Genetic programming makes Vision Transformers 91.6% accurate on edge without retraining
No retraining needed: layer-specific scalar functions replace normalization in ViTs
Deploying Vision Transformers (ViTs) on edge devices has been hampered by the computational cost of layer normalization, which creates a global reduction bottleneck. Recent work replaced normalization with homogeneous scalar approximations, but those poorly fit different layers and required expensive retraining. In a new paper, Kieran Carrigg and colleagues propose a genetic programming (GP) framework that evolves layer-specific scalar functions directly from pre-trained weights. Their post-training re-alignment strategy adapts each layer individually, eliminating the need for full model retraining.

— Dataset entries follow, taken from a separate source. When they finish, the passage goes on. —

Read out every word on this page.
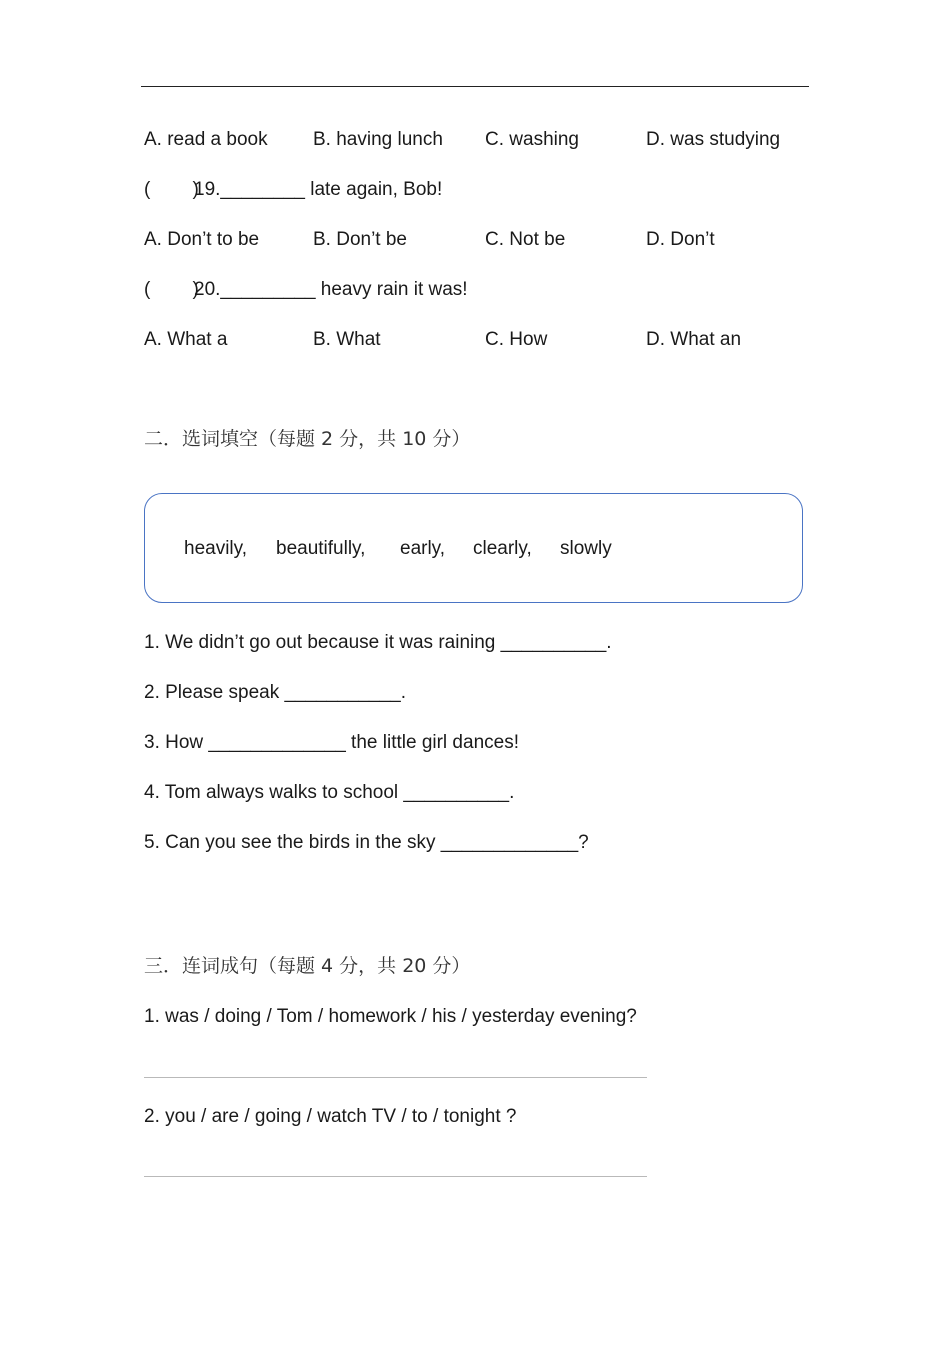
A. read a book B. having lunch C. washing	D. was studying
(        )
19.________ late again, Bob!
A. Don’t to be	B. Don’t be	C. Not be	D. Don’t
(        )
20._________ heavy rain it was!
A. What a	B. What	C. How	D. What an
二．选词填空（每题 2 分，共 10 分）
heavily, beautifully, early, clearly, slowly
1. We didn’t go out because it was raining __________.
2. Please speak ___________.
3. How _____________ the little girl dances!
4. Tom always walks to school __________.
5. Can you see the birds in the sky _____________?
三．连词成句（每题 4 分，共 20 分）
1. was / doing / Tom / homework / his / yesterday evening?
2. you / are / going / watch TV / to / tonight ?
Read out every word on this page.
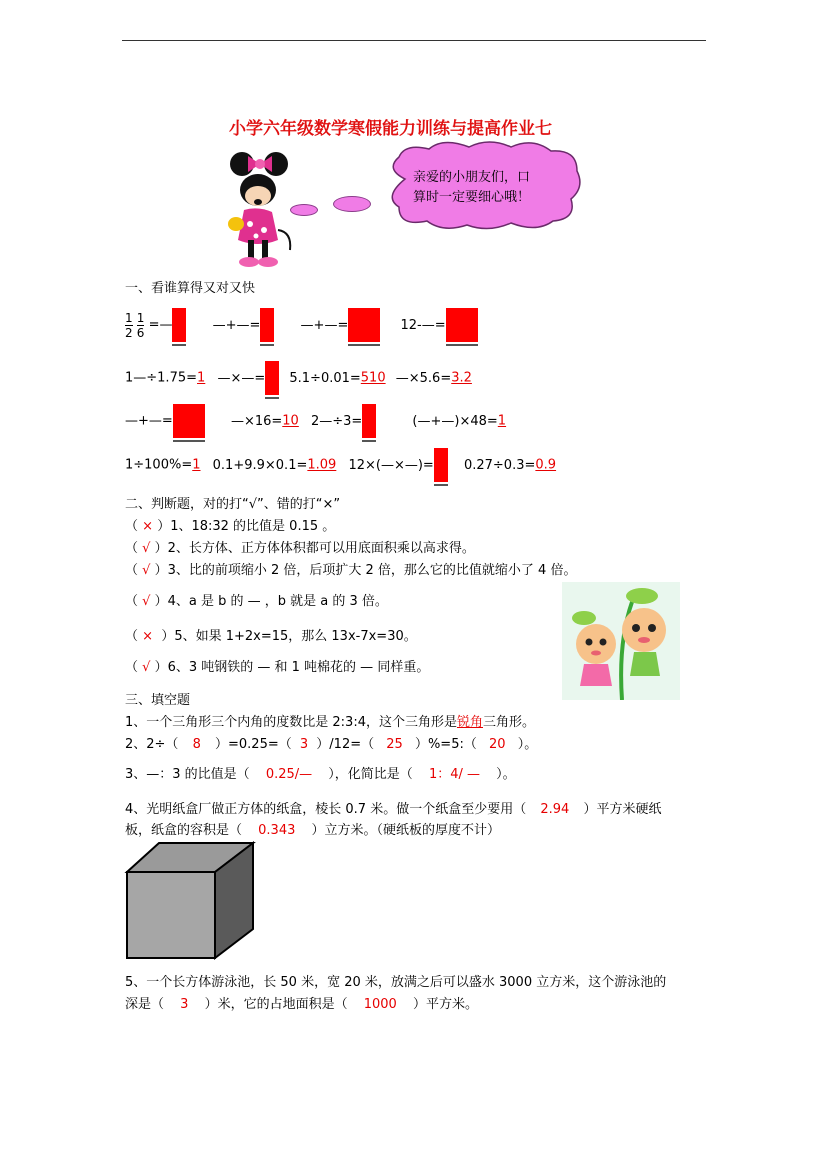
小学六年级数学寒假能力训练与提高作业七
亲爱的小朋友们，口
算时一定要细心哦！
一、看谁算得又对又快
$\frac{1}{2}$
$\frac{1}{6}$ =—	—+—=	—+—=	12-—=
1—÷1.75=1 —×—= 5.1÷0.01=510 —×5.6=3.2
—+—=	—×16=10 2—÷3=	(—+—)×48=1
1÷100%=1 0.1+9.9×0.1=1.09 12×(—×—)= 0.27÷0.3=0.9
二、判断题，对的打“√”、错的打“×”
（ × ）1、18:32 的比值是 0.15 。
（ √ ）2、长方体、正方体体积都可以用底面积乘以高求得。
（ √ ）3、比的前项缩小 2 倍，后项扩大 2 倍，那么它的比值就缩小了 4 倍。
（ √ ）4、a 是 b 的 — ，b 就是 a 的 3 倍。
（ × ）5、如果 1+2x=15，那么 13x-7x=30。
（ √ ）6、3 吨钢铁的 — 和 1 吨棉花的 — 同样重。
三、填空题
1、一个三角形三个内角的度数比是 2:3:4，这个三角形是锐角三角形。
2、2÷（ 8 ）=0.25=（ 3 ）/12=（ 25 ）%=5:（ 20 ）。
3、—：3 的比值是（ 0.25/— ），化简比是（ 1：4/ — ）。
4、光明纸盒厂做正方体的纸盒，棱长 0.7 米。做一个纸盒至少要用（ 2.94 ）平方米硬纸
板，纸盒的容积是（ 0.343 ）立方米。（硬纸板的厚度不计）
5、一个长方体游泳池，长 50 米，宽 20 米，放满之后可以盛水 3000 立方米，这个游泳池的
深是（ 3 ）米，它的占地面积是（ 1000 ）平方米。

Results show the evolved expressions capture 91.6% of the target normalization variance (R²) versus just 70.2% for one-size-fits-all baselines. The modified ViT recovers 84.25% Top-1 accuracy on ImageNet-1K in only 20 epochs—preserving performance while removing the global reduction bottleneck. This creates a favorable trade-off between arithmetic complexity and off-chip memory traffic, removing a key barrier to efficient ViT inference on edge accelerators like mobile GPUs and FPGAs.
- Genetic programming evolves heterogeneous scalar functions for each ViT layer, directly from pre-trained weights without retraining
- Captures 91.6% of normalization variance (R²) vs 70.2% for homogeneous approximations
- Recovers 84.25% Top-1 ImageNet-1K accuracy in only 20 epochs, eliminating the global reduction bottleneck
Why It Matters
Enables Vision Transformers to run efficiently on edge accelerators, unlocking real-time computer vision on mobile and IoT devices.